Оно утекает сквозь пальцы, оставляя свежие мозоли, которые своими наростами сдерживают температуру кружки с чаем. Я тяну его с огромным удовольствием, будто бы это единственное, что у меня осталось в жизни. Я пью чай и представляю совершенно глупый сценарий о том, как у меня отбирают или выбивают из рук сосуд с милой моему сердцу жидкостью. Я представляю это в мельчайших подробностях.
– Бери за волосы, – один голос.
– Давай! Бей об землю лицом, – второй.
– Смотри внимательно, это глаз! Он вылетел из черепа! Ха-Ха! – третий.
– Еще пару ударов, и ты уничтожишь это ничтожество, – четвертый.
– Стоп! – кричит пятый голос в моей голове, и я возвращаюсь в суровую реальность.
Мой внутренний мирок лопнул. Он раскидал вокруг тысячи маленьких кусочков себя подобно мыльному пузырю. Я смотрю в другой конец комнаты и вижу там отражение своих иллюзий. Я – генератор глупых мыслей.
Я пью горячий чай и смотрю на то, как это сырое, холодное место, в котором жизни нет и быть не может, изменяется благодаря мультикам моего сознания… Как бешеная гончая псина мчится за своей призрачной целью. Если она догонит этого иллюзорного кролика, если это случится, то вселенная лопнет из-за того, что время не будет знать, что делать со своей добычей. Вселенная лопнет подобно мыльному пузырю мультика моего сознания.

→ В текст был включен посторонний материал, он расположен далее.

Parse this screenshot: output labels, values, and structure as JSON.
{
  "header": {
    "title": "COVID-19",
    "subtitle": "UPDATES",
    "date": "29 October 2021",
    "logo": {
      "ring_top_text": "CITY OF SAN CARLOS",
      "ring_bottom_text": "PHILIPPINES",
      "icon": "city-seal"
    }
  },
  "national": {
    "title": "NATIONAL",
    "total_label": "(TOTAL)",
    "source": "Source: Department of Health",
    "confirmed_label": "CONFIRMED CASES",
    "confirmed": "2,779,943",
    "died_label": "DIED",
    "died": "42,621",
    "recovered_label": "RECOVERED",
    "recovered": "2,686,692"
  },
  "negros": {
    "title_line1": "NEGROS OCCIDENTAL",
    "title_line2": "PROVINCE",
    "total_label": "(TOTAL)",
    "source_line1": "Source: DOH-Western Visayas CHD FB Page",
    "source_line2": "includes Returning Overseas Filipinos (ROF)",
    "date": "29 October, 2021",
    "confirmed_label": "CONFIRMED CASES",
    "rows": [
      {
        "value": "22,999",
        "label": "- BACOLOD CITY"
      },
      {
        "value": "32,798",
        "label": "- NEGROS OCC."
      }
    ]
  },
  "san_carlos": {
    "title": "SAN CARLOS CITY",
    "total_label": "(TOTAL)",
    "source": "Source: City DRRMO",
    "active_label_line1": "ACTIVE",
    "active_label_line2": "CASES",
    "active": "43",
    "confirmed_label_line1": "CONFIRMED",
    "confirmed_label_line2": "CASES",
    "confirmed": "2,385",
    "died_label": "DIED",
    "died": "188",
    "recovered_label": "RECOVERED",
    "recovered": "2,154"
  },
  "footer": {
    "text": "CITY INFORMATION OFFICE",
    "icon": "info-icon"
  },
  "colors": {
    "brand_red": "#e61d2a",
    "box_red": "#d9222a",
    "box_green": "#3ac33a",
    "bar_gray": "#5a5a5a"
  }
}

А я пью чай и вношу эти заметки в небольшой блокнот, купленный мной на кладбищенские деньги. Я пишу о том, как сегодня утром резкий запах людских нечистот поприветствовал меня на улице. Описываю скользкую глину, мерзкую грязь под ногами, которая проникала сквозь пальцы при каждом шаге и пачкала мои стопы собою. Я пишу о холодном ветре ноября, который мириадом тончайших нитей чистой стужи пронизывал мое толе позже, когда я кидал лопатой грязь. Как я смотрел на капельки пота, смешанные со струйками крови, скользящими вниз. Как толстовка, повешенная на крест, изображала собой сына божьего. Вспоминаю торговлю, вспоминаю покупку посмертной индульгенции, приобретение освобождения от грехов у того, кто торгует верой тем, кто в Бога не верит.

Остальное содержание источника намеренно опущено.